Criteria to consider when giving an opinion:
- What facts have informed my opinion and have those facts come from reputable sources?
- Is the opinion I’m sharing based on first-hand experience? In other words, am I talking about something I witnessed, experienced or personally researched, as opposed to just re-posting something I heard from someone else.
- What impact will my opinion have on the person receiving it? Will it add value or enrich them in some way? Did they ask for my opinion?
- Am I sharing my opinion with the purpose of changing someone’s mind?
- Am I sharing my opinion to shame someone?
- If I don’t share my opinion, am I allowing something bad, dangerous or unhealthy to continue?
Ok, what’s my point in this blog? What opinion am I trying to convey readers? I am suggesting an opinion fast – or at least such a mass produced one.
What’s an opinion fast?
It’s exactly what you think. It is the kindness that comes from NOT sharing your opinion. I think it’s particularly important as we head into this political season. Sometimes the best thing you can do is keep your opinion to yourself. This is especially true in the social space where political comments, memes, angry Facebook posts, Instagram pictures of people harming each other, videos showing the worst of humanity, disparaging tweets etc. are at the root of derisiveness.

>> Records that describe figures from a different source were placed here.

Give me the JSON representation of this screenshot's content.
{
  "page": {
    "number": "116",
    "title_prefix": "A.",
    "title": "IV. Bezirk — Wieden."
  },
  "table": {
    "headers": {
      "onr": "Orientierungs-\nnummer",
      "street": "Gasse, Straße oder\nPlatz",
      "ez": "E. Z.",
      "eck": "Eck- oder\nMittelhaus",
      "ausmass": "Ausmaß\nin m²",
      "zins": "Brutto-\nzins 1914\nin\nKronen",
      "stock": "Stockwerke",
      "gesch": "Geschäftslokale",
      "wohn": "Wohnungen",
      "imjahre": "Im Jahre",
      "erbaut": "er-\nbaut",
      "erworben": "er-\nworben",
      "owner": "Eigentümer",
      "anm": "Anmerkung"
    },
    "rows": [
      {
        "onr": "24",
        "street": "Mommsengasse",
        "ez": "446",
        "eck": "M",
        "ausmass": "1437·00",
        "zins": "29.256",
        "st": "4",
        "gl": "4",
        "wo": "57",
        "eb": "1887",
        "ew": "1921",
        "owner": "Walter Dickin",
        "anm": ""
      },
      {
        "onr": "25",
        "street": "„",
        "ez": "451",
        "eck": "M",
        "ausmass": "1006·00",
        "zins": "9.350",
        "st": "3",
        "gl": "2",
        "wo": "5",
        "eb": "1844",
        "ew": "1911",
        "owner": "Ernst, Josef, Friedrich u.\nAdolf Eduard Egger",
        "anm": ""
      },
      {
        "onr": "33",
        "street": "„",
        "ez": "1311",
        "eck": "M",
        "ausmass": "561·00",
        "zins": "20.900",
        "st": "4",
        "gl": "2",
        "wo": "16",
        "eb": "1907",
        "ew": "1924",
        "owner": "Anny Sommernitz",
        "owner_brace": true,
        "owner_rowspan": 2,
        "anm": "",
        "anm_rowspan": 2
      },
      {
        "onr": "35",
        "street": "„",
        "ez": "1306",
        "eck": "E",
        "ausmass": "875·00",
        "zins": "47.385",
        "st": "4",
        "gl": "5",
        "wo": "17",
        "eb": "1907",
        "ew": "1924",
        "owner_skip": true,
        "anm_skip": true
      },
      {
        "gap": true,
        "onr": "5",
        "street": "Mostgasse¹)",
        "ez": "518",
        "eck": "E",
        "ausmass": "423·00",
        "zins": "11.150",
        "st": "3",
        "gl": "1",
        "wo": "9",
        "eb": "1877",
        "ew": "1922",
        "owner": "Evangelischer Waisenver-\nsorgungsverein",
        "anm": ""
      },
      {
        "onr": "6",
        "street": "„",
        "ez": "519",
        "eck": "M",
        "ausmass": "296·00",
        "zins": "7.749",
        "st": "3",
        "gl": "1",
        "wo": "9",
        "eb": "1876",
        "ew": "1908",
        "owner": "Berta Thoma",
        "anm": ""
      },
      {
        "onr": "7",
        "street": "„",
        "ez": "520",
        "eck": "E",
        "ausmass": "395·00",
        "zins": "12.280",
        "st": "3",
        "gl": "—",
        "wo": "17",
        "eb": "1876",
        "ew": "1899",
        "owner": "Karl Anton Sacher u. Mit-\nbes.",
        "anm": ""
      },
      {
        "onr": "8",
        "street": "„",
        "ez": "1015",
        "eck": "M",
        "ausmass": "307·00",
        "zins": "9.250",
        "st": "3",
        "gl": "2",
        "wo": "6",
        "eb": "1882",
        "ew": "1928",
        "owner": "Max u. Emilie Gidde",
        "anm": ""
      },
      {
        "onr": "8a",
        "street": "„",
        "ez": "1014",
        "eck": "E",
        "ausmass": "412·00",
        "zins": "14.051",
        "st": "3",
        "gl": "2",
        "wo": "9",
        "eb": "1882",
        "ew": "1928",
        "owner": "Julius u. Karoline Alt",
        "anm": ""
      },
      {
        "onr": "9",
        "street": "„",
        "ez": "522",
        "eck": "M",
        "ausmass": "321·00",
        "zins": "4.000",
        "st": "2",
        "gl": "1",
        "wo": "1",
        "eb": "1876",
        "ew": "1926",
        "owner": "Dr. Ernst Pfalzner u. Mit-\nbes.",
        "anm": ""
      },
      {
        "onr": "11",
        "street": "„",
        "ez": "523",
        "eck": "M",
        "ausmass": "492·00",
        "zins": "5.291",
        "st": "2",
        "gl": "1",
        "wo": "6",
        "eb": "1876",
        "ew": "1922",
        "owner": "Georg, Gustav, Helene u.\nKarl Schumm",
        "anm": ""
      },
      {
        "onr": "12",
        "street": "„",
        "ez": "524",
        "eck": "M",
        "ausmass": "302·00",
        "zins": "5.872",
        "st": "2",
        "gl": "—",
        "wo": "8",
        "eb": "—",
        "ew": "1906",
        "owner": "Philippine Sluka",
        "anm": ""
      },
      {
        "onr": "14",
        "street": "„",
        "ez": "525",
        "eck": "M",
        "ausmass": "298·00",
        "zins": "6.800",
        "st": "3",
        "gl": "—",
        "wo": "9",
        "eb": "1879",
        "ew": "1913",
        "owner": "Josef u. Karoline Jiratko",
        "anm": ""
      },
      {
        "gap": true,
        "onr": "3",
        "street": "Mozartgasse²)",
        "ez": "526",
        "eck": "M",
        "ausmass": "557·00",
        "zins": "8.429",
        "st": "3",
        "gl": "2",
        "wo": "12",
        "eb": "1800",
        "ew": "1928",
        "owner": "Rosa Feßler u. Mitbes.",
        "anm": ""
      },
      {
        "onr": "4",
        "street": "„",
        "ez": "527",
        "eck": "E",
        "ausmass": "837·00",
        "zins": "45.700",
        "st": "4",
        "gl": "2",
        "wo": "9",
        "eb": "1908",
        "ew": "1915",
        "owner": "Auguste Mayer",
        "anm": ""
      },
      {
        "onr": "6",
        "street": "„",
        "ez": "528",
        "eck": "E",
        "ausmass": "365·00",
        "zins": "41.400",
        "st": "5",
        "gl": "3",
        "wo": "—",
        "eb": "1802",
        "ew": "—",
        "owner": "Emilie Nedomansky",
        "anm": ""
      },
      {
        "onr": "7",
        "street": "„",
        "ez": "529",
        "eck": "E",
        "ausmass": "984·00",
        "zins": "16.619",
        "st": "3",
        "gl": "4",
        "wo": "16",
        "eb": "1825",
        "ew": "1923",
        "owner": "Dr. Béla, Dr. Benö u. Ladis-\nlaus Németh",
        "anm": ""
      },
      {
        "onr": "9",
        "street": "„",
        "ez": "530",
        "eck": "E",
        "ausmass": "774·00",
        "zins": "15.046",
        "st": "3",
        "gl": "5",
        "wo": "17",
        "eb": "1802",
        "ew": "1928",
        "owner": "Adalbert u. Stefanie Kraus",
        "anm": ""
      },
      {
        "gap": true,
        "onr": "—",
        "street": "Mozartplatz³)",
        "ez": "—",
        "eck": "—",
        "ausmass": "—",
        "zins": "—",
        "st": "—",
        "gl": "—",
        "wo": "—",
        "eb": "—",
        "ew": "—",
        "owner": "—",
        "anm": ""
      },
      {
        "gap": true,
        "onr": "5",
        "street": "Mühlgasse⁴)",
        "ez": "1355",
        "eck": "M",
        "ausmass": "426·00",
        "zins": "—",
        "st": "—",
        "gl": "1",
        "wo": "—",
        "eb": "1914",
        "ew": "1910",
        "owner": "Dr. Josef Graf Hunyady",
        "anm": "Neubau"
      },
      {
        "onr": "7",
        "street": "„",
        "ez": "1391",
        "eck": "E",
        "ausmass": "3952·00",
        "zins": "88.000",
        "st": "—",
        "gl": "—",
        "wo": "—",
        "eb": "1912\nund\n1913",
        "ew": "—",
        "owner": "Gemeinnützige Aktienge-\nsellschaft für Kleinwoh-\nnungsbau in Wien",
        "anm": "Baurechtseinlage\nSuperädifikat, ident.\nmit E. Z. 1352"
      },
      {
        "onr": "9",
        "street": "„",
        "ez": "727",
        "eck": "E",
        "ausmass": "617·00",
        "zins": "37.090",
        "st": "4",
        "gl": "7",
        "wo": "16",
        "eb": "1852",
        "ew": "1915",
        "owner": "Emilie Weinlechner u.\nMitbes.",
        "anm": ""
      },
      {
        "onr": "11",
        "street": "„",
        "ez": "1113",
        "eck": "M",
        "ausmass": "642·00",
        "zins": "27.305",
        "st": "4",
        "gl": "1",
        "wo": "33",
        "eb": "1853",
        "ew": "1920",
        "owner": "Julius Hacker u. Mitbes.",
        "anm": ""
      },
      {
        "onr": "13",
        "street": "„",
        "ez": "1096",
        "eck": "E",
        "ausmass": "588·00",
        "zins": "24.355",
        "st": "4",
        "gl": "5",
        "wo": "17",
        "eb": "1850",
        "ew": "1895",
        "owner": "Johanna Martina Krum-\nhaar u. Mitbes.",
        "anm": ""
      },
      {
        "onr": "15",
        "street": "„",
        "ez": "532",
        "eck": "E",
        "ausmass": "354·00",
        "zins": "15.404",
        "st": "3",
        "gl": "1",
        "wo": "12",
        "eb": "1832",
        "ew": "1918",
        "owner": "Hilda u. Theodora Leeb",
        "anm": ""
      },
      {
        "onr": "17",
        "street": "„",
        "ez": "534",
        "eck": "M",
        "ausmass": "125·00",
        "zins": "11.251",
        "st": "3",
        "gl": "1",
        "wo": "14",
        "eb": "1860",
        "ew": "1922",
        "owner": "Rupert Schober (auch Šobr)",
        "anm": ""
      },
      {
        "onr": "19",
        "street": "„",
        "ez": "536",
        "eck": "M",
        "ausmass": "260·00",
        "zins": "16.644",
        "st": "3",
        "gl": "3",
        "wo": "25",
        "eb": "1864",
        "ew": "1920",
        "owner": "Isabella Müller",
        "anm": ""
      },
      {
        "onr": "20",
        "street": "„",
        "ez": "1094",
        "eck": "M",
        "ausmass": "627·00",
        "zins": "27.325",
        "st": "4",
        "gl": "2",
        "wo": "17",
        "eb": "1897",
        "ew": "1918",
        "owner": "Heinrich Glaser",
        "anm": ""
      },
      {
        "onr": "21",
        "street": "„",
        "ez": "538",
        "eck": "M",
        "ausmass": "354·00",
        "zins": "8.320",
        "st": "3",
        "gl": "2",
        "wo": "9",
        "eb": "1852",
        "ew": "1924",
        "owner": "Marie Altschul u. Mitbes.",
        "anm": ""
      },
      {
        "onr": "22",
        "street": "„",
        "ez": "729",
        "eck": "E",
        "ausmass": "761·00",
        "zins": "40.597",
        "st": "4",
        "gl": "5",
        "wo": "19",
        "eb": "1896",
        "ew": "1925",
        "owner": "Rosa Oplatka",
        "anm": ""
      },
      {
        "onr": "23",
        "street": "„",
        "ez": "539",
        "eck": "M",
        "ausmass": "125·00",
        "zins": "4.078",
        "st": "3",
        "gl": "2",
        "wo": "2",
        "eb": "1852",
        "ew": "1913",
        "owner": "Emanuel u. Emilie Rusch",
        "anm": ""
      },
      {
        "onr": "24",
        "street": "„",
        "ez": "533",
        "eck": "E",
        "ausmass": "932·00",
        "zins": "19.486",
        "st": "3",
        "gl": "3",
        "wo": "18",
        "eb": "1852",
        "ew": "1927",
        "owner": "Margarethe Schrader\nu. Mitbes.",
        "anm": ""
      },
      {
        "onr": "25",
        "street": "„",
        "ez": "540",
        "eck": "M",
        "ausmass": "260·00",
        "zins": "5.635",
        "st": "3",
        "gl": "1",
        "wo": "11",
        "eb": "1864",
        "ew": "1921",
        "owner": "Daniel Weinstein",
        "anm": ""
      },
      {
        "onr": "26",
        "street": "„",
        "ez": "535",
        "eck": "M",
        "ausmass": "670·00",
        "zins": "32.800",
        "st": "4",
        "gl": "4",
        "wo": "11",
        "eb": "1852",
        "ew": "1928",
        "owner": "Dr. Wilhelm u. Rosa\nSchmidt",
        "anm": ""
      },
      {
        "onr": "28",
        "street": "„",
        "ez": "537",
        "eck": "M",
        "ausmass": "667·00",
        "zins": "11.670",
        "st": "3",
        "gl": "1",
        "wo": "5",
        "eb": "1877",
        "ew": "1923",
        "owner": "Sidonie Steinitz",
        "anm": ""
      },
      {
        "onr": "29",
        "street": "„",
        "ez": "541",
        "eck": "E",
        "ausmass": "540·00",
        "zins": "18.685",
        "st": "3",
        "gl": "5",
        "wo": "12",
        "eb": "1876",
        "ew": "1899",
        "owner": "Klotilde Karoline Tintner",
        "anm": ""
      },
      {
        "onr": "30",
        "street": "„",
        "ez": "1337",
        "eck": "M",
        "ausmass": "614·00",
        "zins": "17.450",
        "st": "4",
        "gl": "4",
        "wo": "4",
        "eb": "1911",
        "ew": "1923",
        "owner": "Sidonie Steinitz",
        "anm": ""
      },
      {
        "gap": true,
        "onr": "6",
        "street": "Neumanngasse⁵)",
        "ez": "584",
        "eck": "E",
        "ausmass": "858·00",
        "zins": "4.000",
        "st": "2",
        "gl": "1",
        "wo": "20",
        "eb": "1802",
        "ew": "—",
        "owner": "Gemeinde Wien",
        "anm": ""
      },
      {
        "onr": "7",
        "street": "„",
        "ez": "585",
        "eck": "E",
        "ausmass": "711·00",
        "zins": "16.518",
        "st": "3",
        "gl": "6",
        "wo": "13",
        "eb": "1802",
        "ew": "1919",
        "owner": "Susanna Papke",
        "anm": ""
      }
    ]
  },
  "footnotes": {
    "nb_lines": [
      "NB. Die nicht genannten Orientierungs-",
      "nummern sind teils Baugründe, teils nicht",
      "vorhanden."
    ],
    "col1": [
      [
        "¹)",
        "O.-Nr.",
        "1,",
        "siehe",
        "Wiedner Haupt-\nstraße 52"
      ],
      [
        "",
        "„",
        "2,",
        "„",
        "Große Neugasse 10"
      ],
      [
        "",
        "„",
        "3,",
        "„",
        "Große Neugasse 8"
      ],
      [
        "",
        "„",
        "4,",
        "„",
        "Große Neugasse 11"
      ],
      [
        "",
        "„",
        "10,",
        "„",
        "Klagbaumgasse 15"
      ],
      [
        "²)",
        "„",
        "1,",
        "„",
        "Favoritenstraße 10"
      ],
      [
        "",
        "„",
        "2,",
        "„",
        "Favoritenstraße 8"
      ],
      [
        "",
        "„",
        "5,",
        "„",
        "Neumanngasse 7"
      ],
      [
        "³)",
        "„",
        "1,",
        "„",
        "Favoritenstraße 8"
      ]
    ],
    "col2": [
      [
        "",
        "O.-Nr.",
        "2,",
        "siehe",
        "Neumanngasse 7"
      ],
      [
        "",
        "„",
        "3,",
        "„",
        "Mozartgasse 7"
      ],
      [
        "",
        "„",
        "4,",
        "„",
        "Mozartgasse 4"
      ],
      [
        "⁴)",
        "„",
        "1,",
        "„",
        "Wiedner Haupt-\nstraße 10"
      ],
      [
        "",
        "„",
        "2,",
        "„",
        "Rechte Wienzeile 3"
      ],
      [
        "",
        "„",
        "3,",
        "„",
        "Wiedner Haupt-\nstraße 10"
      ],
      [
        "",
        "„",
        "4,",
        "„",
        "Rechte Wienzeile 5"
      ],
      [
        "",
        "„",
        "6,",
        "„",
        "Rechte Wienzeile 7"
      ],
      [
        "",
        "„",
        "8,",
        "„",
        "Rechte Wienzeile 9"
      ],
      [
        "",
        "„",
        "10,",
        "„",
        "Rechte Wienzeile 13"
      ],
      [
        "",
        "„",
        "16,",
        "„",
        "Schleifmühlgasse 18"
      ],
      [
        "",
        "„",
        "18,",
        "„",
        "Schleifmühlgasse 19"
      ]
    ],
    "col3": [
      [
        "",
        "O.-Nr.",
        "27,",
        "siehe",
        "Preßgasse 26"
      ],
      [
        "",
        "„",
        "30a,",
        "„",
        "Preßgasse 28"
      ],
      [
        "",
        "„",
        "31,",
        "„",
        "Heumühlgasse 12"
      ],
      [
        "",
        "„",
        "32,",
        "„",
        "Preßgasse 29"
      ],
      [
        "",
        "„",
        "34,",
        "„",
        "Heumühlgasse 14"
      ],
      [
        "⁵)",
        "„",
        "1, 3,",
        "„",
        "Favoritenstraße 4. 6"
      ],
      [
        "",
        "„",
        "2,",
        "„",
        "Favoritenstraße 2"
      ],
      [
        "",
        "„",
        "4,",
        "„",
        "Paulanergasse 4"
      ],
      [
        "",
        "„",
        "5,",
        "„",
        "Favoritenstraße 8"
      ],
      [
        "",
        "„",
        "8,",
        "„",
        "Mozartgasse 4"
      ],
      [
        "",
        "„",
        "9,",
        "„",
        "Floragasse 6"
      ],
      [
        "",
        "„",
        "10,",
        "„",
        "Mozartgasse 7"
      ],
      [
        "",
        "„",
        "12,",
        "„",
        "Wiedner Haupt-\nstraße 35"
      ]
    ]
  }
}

We are heading into the political ad season. I am dreading it. This derisive commentary, the re-posting of opinions with partial facts or no fact at all are driving deep fractures between friends, family members and colleagues. What if we “opinion fast” this election by not posting anything about politics except to say do your research, make sure you vote. I wonder, would it enable us to come together as a nation like we did following Sept. 11th?